Optimizing Online Ordering
Online ordering capabilities are critical right now because of the pandemic, but there are many other benefits to beefing up online ordering, even when things return to normal. An online ordering system that delivers a friction-free customer experience (e.g., no waiting around in cars or at the restaurant for food) can better serve customers and generate a lot of repeat business.
An optimized online ordering process also simplifies life in the kitchen. When team members spend less time taking phone orders and processing payments, there’s more time to cook, package and/or deliver orders. Online ordering reduces errors since the customer inputs the order. And when customers have more time to browse the menu, they tend to order more.

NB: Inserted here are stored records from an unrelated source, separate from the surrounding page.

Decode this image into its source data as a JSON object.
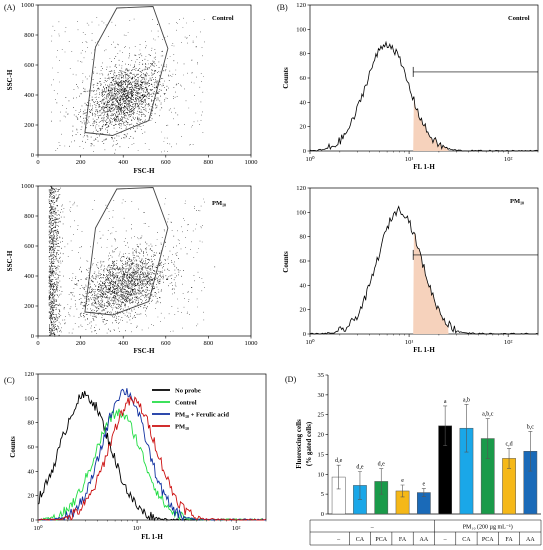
{
  "chart_data": [
    {
      "panel": "(A)",
      "type": "scatter",
      "annotation": "Control",
      "xlabel": "FSC-H",
      "ylabel": "SSC-H",
      "xlim": [
        0,
        1000
      ],
      "ylim": [
        0,
        1000
      ],
      "xticks": [
        "0",
        "200",
        "400",
        "600",
        "800",
        "1000"
      ],
      "yticks": [
        "0",
        "200",
        "400",
        "600",
        "800",
        "1000"
      ],
      "gate": [
        [
          220,
          150
        ],
        [
          270,
          720
        ],
        [
          370,
          980
        ],
        [
          540,
          990
        ],
        [
          610,
          710
        ],
        [
          520,
          230
        ],
        [
          350,
          130
        ],
        [
          220,
          150
        ]
      ],
      "cloud": {
        "center": [
          400,
          380
        ],
        "spread": [
          90,
          110
        ],
        "count": 1800
      }
    },
    {
      "panel": "(B)",
      "type": "line",
      "annotation": "Control",
      "xlabel": "FL 1-H",
      "ylabel": "Counts",
      "xscale": "log",
      "xlim": [
        1,
        200
      ],
      "ylim": [
        0,
        120
      ],
      "xticks": [
        "10⁰",
        "10¹",
        "10²"
      ],
      "yticks": [
        "0",
        "20",
        "40",
        "60",
        "80",
        "100",
        "120"
      ],
      "peak": {
        "x": 6,
        "y": 88
      },
      "marker": {
        "x": 11,
        "y": 65
      }
    },
    {
      "panel": "",
      "type": "scatter",
      "annotation": "PM₁₀",
      "xlabel": "FSC-H",
      "ylabel": "SSC-H",
      "xlim": [
        0,
        1000
      ],
      "ylim": [
        0,
        1000
      ],
      "xticks": [
        "0",
        "200",
        "400",
        "600",
        "800",
        "1000"
      ],
      "yticks": [
        "0",
        "200",
        "400",
        "600",
        "800",
        "1000"
      ],
      "gate": [
        [
          220,
          160
        ],
        [
          270,
          720
        ],
        [
          370,
          980
        ],
        [
          540,
          990
        ],
        [
          610,
          720
        ],
        [
          520,
          230
        ],
        [
          350,
          140
        ],
        [
          220,
          160
        ]
      ],
      "cloud": {
        "center": [
          400,
          340
        ],
        "spread": [
          100,
          100
        ],
        "count": 1800
      },
      "stripe": true
    },
    {
      "panel": "",
      "type": "line",
      "annotation": "PM₁₀",
      "xlabel": "FL 1-H",
      "ylabel": "Counts",
      "xscale": "log",
      "xlim": [
        1,
        200
      ],
      "ylim": [
        0,
        120
      ],
      "xticks": [
        "10⁰",
        "10¹",
        "10²"
      ],
      "yticks": [
        "0",
        "20",
        "40",
        "60",
        "80",
        "100",
        "120"
      ],
      "peak": {
        "x": 8,
        "y": 102
      },
      "marker": {
        "x": 11,
        "y": 65
      }
    },
    {
      "panel": "(C)",
      "type": "line",
      "xlabel": "FL 1-H",
      "ylabel": "Counts",
      "xscale": "log",
      "xlim": [
        1,
        200
      ],
      "ylim": [
        0,
        120
      ],
      "xticks": [
        "10⁰",
        "10¹",
        "10²"
      ],
      "yticks": [
        "0",
        "20",
        "40",
        "60",
        "80",
        "100",
        "120"
      ],
      "series": [
        {
          "name": "No probe",
          "color": "#000000",
          "peak": 3,
          "height": 102,
          "width": 0.25
        },
        {
          "name": "Control",
          "color": "#22dd44",
          "peak": 6.5,
          "height": 88,
          "width": 0.24
        },
        {
          "name": "PM₁₀ + Ferulic acid",
          "color": "#1030a0",
          "peak": 7.5,
          "height": 106,
          "width": 0.22
        },
        {
          "name": "PM₁₀",
          "color": "#cc1010",
          "peak": 9,
          "height": 98,
          "width": 0.24
        }
      ]
    },
    {
      "panel": "(D)",
      "type": "bar",
      "ylabel": "Fluorescing cells",
      "ylabel2": "(% gated cells)",
      "ylim": [
        0,
        35
      ],
      "yticks": [
        "0",
        "5",
        "10",
        "15",
        "20",
        "25",
        "30",
        "35"
      ],
      "categories": [
        "–",
        "CA",
        "PCA",
        "FA",
        "AA",
        "–",
        "CA",
        "PCA",
        "FA",
        "AA"
      ],
      "values": [
        9.3,
        7.2,
        8.2,
        5.8,
        5.4,
        22.2,
        21.6,
        19.0,
        14.0,
        15.8
      ],
      "errors": [
        3.0,
        3.5,
        3.2,
        1.5,
        1.0,
        5.0,
        6.0,
        5.0,
        2.5,
        5.0
      ],
      "letters": [
        "d,e",
        "d,e",
        "d,e",
        "e",
        "e",
        "a",
        "a,b",
        "a,b,c",
        "c,d",
        "b,c"
      ],
      "colors": [
        "#ffffff",
        "#1aa7e8",
        "#1a9a4a",
        "#f5b818",
        "#1a6ab8",
        "#000000",
        "#1aa7e8",
        "#1a9a4a",
        "#f5b818",
        "#1a6ab8"
      ],
      "group_labels": [
        "–",
        "PM₁₀ (200 µg mL⁻¹)"
      ]
    }
  ]
}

It’s simple to integrate online ordering into your restaurant website with digital forms. Look for forms you can easily place on your site, customize to display your logo and background image, and integrate with online payment systems. Make sure you can add enticing photos of food items to the form, which can drive more purchases.
Add QR codes to your menu for contactless ordering and pickup or delivery. Customers can scan the code with their smartphones to open a page on your site where they can place an order and process their payment. Using QR codes can replace processes that require handling paper or credit cards, keeping customers and staff safer.
Getting Past the Pandemic with a Plan
Restaurant owners, managers and employees have faced unprecedented challenges over the past several months. Adaptability is the key to getting through this difficult time. For restaurants, that means moving operations online as much as possible so they can continue serving customers safely and generate income until a safe and effective vaccine is in place.
We don’t know how long it will take for things to return to normal, and it’s possible that customer buying patterns have permanently changed. Creating a seamless online ordering process isn’t just a temporary measure — it’s an investment in a new way of doing business that will outlast the pandemic.
Adaptability depends on having a plan so that you’ll be ready to react as conditions change. With a detailed reopening plan, you’ll have protocols in place to train employees on cleaning and disinfecting your facility as well as maintaining social distancing and capacity limits as needed. By creating a plan now, you’ll be ahead of the curve, no matter what the future holds.